Следующие восхваления были обращены Коробейникову.

- Миша, - испытывая неудержимую, нервную потребность говорить, произнес Шмелев, подымая стакан с вином, который на фоне белой стены казался полупрозрачной рубиновой призмой. - Нас связывает не просто дружба, но и судьба, быть может, до смерти, как возвестило нам солнечное затмение в Бюрокане, когда, ты помнишь, по земле, словно серые волки, побежали стремительные хищные тени. Или тот газовый взрыв в Салехарде, когда мы сидели в тундре, глядя издалека на огромный черно-рыжий клуб пламени. Словно два язычника-огнепоклонника смотрели на пламенный дух земли и пили водку. Или когда на танкере, на его огромной серебряной оболочке, плыли по Оби под легкими дождями и прозрачными радугами. Вышли на берег и стояли у кожаных чумов, в которых кашляли невидимые, прокопченные дымом, пропитанные рыбьим жиром ханты. На траве, легкие, как деревянные луки с тетивой, стояли распряженные нарты. Твои идеи о двух русских Космосах, техническом и духовном, легли в основу моей теории «русской цивилизации». Моя рациональная картина мира дополняется твоей религиозной. За тебя, мой любимый друг!

- Теперь о тебе, моя верная женушка, - на коричневом лице Шмелева, с острыми скулами, резкой сеткой морщин, страстно и нежно сверкнули узкие глаза. - Ты знаешь, вся моя жизнь посвящена приобретению знаний, созданию целостного мировоззрения. Я изучал геологию, проведя месяц на склоне Большого разлома в Эфиопии, где земля проломлена до сердцевины и в пропасти, едва заметная, мерцает речушка. Изучал этнографию, блуждая по Заонежью, рассматривая расстеленные по зеленой траве белые холсты с вышивкой, алые сарафаны, шитые жемчугами плащаницы. Я постигал боевую технику, управляя танком, забираясь в кабины бомбардировщиков, исследуя глобальную систему обнаружения ракет. Анализировал мировую политику и, чтобы слушать информационные агентства мира, выучил английский, немецкий и французский. Эгоцентрист, я наматывал вокруг себя пласты колоссальных знаний, окружал себя идеями и теориями, как кольцами Сатурна, стягивал распадающийся, непознанный мир. Но с некоторых пор в центре этого мира находишься ты, жена. Выдерживаешь страшное давление, которое я переложил на тебя. И если ты, не дай бог, сломаешься под его тяжестью, погибну не только я, но и Вселенная рассыплется на множество пылинок и бессмысленных мертвых частичек. Пью за тебя, за твое терпение, твою энергию и красоту! - Шмелев чокнулся с Шурочкой, потянулся к ее губам, но она отстранилась и со смехом сказала:

- Котя, ты смутил меня. Чувствую, что покраснела. Жаль, что нет у нас зеркала, а то бы увидела, как пылают мои бедные щечки!

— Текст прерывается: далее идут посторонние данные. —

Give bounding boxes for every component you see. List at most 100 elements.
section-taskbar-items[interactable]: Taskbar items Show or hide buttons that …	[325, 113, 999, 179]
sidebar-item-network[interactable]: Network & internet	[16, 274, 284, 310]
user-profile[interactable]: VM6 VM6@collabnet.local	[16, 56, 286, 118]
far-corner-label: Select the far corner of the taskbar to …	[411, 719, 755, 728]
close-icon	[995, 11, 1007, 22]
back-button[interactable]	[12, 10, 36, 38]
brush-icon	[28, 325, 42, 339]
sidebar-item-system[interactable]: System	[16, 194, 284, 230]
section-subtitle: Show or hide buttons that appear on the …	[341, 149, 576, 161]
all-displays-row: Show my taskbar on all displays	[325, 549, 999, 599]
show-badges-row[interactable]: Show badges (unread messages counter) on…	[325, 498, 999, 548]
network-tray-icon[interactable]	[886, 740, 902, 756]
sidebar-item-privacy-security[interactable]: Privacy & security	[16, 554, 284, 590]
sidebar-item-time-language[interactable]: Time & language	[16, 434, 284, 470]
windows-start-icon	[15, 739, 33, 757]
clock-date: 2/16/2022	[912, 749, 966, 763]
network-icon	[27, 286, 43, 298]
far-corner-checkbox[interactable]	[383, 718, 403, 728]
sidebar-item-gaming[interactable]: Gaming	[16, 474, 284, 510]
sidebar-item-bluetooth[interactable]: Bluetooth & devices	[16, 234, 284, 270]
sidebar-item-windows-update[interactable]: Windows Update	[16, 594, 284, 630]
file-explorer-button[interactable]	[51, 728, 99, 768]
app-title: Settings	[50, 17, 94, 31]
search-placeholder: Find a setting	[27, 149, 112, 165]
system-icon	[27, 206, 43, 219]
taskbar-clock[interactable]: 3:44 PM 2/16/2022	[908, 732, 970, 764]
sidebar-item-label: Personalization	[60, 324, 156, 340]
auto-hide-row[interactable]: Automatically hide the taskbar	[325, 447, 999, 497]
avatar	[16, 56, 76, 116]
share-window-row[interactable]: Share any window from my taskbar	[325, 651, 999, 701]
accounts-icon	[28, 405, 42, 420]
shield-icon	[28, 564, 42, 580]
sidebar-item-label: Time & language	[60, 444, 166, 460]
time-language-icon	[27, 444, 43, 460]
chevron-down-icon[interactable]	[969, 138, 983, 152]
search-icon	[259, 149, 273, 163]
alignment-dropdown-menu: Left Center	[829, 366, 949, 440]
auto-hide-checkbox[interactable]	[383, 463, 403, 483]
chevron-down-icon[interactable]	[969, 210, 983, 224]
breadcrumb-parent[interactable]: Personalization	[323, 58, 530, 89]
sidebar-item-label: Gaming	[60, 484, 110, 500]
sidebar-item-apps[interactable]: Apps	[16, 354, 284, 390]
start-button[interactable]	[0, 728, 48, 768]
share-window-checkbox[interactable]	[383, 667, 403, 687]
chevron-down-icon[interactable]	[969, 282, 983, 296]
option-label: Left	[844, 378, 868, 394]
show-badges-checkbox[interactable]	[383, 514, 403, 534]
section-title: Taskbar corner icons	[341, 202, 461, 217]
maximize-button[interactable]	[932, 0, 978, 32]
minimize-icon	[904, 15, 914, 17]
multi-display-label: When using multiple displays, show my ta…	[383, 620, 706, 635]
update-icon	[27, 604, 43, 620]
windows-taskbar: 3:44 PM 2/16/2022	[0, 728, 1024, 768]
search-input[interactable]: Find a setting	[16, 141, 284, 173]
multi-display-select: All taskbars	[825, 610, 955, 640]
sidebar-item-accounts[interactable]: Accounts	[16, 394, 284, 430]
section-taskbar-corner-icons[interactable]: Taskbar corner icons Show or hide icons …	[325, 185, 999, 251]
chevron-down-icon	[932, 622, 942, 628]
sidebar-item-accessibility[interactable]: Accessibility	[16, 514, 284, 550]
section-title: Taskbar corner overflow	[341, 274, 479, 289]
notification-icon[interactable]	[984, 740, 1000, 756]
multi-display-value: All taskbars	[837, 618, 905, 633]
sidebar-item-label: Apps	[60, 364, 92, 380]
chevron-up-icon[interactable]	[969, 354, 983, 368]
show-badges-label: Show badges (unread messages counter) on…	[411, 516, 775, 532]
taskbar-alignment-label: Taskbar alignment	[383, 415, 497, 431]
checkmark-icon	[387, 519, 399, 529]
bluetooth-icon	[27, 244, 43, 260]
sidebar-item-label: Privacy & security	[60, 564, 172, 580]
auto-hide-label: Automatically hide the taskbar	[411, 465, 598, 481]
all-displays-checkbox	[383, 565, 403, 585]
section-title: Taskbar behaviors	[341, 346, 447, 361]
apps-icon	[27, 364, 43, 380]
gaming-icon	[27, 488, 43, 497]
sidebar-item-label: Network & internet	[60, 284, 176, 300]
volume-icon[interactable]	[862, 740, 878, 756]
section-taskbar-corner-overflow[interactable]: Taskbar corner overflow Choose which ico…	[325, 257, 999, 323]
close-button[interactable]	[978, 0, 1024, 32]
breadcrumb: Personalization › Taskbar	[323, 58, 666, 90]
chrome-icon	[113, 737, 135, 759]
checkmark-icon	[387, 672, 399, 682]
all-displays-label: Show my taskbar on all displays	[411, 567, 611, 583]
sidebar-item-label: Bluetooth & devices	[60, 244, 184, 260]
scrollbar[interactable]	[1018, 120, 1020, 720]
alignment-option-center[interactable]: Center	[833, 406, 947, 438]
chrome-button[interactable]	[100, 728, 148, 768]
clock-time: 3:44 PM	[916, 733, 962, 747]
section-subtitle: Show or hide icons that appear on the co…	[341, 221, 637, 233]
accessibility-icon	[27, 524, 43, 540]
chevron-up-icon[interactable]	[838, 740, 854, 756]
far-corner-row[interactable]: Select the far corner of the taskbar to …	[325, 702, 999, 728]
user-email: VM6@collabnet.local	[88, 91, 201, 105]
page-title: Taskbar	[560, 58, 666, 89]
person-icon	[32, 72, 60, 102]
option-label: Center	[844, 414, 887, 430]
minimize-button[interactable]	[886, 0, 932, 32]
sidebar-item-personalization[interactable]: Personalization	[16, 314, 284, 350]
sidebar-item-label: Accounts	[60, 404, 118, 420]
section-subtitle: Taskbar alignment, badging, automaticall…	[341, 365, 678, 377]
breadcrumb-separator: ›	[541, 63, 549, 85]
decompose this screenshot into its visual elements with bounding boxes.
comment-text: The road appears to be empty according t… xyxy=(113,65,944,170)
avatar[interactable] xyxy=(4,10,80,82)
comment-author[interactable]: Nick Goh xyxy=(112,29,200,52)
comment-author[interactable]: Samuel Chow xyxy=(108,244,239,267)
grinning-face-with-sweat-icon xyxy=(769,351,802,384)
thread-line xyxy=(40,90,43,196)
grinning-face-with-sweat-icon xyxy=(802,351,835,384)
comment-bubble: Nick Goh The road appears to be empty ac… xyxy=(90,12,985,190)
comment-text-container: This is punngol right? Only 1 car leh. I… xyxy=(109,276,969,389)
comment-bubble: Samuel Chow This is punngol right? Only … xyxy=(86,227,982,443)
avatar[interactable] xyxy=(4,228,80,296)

На глазах Коробейникова протекал их роман, когда Шмелев, вернувшись из Африки, худой, некрасивый, одержимый фанатической идеей, появлялся в Доме архитекторов с Шурочкой, по-девически прелестной и легкомысленной. Все любовались ими, находя идеальным сочетание ее женственности и красоты с суровым обликом мужественного исследователя и фантаста. Она была его украшением, его драгоценной брошью, которую он постоянно держал перед влюбленными глазами, и на его суровом азиатском лице появлялась беззащитная нежность. Она забеременела, собиралась родить. Ревнуя ее к неродившемуся ребенку, страшась хлопот, отвлекающих от главного дела жизни, Шмелев настоял на аборте. Коробейников видел ее после операции - почерневшая, подурневшая, с помутненным рассудком, бормотала безумные речи о «чадоубийце» и «царе Ироде». Они почти расстались, она уехала от него. Но властью своей любви, подавляющей и страстной настойчивостью он вернул ее. Она вновь налилась прежней свежестью и красой, обрела былое легкомыслие и веселость. Вновь превратилась в нарядную драгоценную брошь, на которой лишь опытный ювелир мог различить паутинку трещины.